人物はなぜ、その一語を言い過ぎたと感じたのか。訂正された語には、整えてから口にした台詞とは別のものが残る。文章であれば、「心配した」を消して「気になった」と書き直せる。
読む側に最初の語を見せないこともできる。会話はそうはいかない。一度発した音は、言い直しても相手に届いたままである。
訂正は置き換えではなく、先の語に次の語を重ねる行為になる。初めから「気になっていた」とだけ言えば、人物の態度はそれなりに整う。相手を意識していたことも伝わるし、踏み込みすぎない距離も保てる。
そこへ「心配した」を先に置くと、本人が隠そうとした関わりの深さまで台詞に入ってくる。言い直しは情報を減らすようでいて、実際には一語分を増やしている。

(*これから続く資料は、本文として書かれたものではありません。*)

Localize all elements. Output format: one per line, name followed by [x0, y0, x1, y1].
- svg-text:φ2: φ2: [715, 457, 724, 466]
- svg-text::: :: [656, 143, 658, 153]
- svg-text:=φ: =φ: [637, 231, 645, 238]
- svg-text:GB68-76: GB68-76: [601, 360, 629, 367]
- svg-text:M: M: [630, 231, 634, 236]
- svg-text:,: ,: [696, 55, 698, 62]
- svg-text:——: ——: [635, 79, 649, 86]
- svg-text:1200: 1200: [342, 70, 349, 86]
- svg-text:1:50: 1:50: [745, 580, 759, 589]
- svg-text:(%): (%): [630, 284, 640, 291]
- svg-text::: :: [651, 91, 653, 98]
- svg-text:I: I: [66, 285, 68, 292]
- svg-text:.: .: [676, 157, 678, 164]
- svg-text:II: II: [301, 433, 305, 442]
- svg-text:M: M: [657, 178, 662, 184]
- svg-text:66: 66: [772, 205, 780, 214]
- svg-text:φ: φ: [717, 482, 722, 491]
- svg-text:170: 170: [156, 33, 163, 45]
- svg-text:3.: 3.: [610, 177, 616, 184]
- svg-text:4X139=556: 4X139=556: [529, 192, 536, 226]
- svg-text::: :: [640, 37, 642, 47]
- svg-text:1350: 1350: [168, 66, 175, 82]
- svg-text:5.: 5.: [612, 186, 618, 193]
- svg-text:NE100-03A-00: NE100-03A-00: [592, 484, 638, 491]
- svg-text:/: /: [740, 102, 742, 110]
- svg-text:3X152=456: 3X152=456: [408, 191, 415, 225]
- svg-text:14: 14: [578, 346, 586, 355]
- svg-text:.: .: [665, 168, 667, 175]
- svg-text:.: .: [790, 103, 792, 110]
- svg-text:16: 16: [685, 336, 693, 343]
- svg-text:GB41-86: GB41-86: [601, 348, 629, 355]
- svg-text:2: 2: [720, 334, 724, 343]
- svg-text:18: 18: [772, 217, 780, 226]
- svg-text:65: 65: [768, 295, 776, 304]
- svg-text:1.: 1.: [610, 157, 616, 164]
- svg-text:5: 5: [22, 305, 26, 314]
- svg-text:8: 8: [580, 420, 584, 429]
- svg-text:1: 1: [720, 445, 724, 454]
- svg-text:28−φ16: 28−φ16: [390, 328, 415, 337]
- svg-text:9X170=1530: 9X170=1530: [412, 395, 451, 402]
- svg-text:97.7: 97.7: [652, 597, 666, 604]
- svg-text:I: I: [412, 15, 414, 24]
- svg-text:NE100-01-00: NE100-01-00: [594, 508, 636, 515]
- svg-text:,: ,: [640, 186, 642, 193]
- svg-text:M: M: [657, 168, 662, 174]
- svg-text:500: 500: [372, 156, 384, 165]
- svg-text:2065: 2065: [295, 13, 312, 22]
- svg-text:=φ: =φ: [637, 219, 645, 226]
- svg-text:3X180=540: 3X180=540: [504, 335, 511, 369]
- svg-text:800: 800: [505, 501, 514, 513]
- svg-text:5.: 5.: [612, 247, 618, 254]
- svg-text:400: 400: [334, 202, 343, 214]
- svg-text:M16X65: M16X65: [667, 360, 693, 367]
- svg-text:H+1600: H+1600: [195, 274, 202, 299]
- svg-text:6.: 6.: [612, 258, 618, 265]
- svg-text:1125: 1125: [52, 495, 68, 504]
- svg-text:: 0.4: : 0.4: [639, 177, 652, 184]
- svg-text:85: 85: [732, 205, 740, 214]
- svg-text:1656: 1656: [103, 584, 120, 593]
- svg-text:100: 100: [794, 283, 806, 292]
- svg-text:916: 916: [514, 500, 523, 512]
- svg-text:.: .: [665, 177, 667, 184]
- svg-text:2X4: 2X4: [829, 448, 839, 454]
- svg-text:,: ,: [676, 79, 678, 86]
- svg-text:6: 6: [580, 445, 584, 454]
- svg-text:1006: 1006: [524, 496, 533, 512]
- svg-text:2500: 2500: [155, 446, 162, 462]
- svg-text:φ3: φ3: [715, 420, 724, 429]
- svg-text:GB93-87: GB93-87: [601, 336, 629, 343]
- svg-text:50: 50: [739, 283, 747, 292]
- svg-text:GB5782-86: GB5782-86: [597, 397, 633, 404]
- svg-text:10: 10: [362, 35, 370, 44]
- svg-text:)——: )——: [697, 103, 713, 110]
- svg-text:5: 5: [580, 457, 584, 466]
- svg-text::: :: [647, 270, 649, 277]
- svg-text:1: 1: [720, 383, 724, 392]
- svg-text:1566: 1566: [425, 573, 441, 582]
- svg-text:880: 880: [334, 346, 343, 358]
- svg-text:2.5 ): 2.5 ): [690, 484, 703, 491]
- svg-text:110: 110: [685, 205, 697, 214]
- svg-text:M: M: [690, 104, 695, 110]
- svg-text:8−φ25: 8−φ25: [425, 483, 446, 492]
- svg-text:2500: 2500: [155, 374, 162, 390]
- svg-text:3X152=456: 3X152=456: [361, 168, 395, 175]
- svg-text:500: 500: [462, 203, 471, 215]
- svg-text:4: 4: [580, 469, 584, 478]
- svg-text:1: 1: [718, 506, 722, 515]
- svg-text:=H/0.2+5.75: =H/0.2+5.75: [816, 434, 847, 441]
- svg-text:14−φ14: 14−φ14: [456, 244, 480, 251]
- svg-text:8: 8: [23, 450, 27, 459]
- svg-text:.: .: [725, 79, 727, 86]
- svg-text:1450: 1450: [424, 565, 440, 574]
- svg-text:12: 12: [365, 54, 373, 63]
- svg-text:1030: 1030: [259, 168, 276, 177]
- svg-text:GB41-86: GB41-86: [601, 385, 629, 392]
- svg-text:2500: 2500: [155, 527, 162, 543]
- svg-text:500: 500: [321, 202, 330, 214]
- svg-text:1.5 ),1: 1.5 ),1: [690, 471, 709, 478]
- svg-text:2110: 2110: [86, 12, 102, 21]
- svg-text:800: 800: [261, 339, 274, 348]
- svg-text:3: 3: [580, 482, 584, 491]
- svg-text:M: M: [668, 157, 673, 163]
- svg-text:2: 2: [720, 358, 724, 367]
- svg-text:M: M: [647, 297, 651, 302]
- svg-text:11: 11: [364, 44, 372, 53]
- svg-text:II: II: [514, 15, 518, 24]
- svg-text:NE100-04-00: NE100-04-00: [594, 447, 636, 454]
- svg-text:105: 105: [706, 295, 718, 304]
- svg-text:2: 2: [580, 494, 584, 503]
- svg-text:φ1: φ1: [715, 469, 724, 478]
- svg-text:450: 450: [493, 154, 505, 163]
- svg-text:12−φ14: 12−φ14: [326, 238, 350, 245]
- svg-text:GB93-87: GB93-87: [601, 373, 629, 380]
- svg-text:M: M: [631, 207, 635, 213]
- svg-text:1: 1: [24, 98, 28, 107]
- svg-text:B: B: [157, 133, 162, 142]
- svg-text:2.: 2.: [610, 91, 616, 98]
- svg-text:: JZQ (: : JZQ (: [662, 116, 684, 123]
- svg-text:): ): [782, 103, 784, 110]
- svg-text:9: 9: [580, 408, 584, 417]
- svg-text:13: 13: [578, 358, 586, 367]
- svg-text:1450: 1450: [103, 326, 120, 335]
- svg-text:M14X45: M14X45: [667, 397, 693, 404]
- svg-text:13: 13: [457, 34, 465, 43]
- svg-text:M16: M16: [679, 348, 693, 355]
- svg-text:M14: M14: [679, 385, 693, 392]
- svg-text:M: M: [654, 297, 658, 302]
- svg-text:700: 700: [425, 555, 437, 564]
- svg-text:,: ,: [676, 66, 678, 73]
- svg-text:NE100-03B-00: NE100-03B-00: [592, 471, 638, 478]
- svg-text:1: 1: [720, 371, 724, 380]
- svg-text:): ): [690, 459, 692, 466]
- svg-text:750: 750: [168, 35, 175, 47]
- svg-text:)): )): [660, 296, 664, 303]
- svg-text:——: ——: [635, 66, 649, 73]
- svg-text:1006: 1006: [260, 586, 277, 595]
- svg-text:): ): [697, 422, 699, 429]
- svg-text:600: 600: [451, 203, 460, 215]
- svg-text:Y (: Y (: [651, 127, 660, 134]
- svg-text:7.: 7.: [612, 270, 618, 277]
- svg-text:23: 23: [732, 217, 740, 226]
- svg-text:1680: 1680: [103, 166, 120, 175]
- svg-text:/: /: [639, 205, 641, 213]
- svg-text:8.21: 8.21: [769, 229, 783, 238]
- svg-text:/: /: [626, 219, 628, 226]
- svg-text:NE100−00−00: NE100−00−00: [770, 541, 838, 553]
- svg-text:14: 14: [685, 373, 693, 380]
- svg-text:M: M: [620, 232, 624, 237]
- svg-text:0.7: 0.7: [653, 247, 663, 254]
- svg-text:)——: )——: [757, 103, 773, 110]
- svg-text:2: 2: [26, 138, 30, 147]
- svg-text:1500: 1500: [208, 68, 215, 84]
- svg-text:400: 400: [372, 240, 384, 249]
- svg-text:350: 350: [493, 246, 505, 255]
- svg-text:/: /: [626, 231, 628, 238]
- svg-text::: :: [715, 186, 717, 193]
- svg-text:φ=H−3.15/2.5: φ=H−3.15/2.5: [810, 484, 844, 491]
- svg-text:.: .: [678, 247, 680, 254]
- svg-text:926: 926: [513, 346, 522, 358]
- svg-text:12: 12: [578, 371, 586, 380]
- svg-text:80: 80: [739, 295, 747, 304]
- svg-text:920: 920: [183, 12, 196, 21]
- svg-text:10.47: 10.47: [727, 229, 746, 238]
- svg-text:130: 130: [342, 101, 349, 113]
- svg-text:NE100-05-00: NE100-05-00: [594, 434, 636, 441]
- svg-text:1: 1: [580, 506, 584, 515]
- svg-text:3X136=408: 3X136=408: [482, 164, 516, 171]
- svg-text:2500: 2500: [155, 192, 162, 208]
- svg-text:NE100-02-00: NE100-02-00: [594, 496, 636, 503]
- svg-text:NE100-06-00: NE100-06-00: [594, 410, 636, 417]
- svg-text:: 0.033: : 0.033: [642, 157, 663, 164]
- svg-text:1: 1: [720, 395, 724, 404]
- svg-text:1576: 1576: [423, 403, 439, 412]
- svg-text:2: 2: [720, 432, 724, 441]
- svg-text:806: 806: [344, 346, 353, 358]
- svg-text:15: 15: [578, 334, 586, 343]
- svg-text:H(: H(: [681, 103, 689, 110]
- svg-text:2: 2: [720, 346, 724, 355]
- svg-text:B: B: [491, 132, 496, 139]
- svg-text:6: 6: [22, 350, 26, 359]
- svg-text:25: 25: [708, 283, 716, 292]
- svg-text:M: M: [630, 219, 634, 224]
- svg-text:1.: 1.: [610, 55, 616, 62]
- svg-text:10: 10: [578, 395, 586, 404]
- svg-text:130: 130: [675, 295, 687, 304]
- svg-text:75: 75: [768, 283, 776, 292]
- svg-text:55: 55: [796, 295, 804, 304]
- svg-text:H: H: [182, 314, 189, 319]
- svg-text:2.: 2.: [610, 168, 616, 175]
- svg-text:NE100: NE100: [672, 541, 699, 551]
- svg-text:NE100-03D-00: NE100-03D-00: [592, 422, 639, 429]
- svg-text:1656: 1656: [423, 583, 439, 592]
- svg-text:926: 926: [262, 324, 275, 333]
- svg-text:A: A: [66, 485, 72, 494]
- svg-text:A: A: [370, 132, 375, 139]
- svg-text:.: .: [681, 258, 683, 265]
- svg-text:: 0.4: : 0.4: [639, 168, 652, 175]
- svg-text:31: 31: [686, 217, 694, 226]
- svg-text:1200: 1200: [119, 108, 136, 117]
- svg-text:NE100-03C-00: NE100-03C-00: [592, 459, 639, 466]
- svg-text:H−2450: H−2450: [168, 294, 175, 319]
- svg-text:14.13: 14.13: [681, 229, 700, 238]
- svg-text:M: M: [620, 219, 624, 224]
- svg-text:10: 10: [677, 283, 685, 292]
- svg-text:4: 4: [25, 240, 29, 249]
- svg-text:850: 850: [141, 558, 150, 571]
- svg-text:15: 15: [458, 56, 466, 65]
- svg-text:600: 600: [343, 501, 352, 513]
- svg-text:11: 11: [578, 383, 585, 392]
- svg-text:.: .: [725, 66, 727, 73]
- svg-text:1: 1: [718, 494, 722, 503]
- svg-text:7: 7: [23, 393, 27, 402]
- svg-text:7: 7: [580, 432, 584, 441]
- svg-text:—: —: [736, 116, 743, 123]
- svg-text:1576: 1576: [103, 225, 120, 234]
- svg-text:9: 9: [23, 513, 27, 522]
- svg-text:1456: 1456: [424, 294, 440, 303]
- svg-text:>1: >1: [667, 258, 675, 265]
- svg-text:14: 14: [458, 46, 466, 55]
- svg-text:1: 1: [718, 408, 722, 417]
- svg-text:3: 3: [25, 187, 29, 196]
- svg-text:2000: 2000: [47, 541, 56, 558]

「心配」と「気になる」は、辞書の上で遠く離れた語ではない。それでも人物にとっては、同じ強さではないのだろう。「心配した」では相手を大切に思っていることが出すぎるのかもしれない。
あるいは、相手のことを分かったように聞こえるのを避けたいのかもしれない。どこを言い過ぎと判断したかによって、二人の間にある距離が変わる。そして、その判断は話し手だけでは決まらない。
誰に聞かれているかが、言い直す語を選ばせる。同じ気持ちを述べる場合でも、近づきたい相手と、これ以上近づかれたくない相手とでは、引っ込めたくなる一語が違う。
訂正は語の精度を上げるためだけでなく、相手に渡してよい自分の量を調整するためにも使われる。言い直すまでの長さにも差がある。「心配した。
いや」とすぐに戻るなら、自分の発言に自分で驚いたように見える。少し説明を続けてから訂正すれば、相手の受け取り方を見て修正した可能性が出てくる。
わずかな間の違いによって、言い過ぎに気づいたのが発言の内側なのか、相手との間なのかが変わる。ただし、先に出た語が必ず本音で、あとの語が取り繕いだとは限らない。
人物自身も、どちらが正確なのか決められずにいる場合がある。さらに、最初の一語をわざと聞かせてから退く言い方もありうる。言い直しが示すのは隠された真実というより、その人物がいま、何を出し、何を戻そうとしているかである。
創作の台詞に言い直しを置けば、それだけで人物が複雑になるわけではない。口ごもらせるための飾りとして重ねると、作者が人物らしさを説明しているように見えてしまう。
最初の語と次の語のあいだに、その人物にとって退く必要のある差がなければ、訂正はなくてもよい。差があるとき、言い直された一語は会話の先にも残る。
相手は訂正後の語を受け取りながら、訂正前の語もすでに聞いている。次の返事がどちらへ向けられるかによって、話し手が戻したつもりの一語が、戻り切っていなかったことが分かる。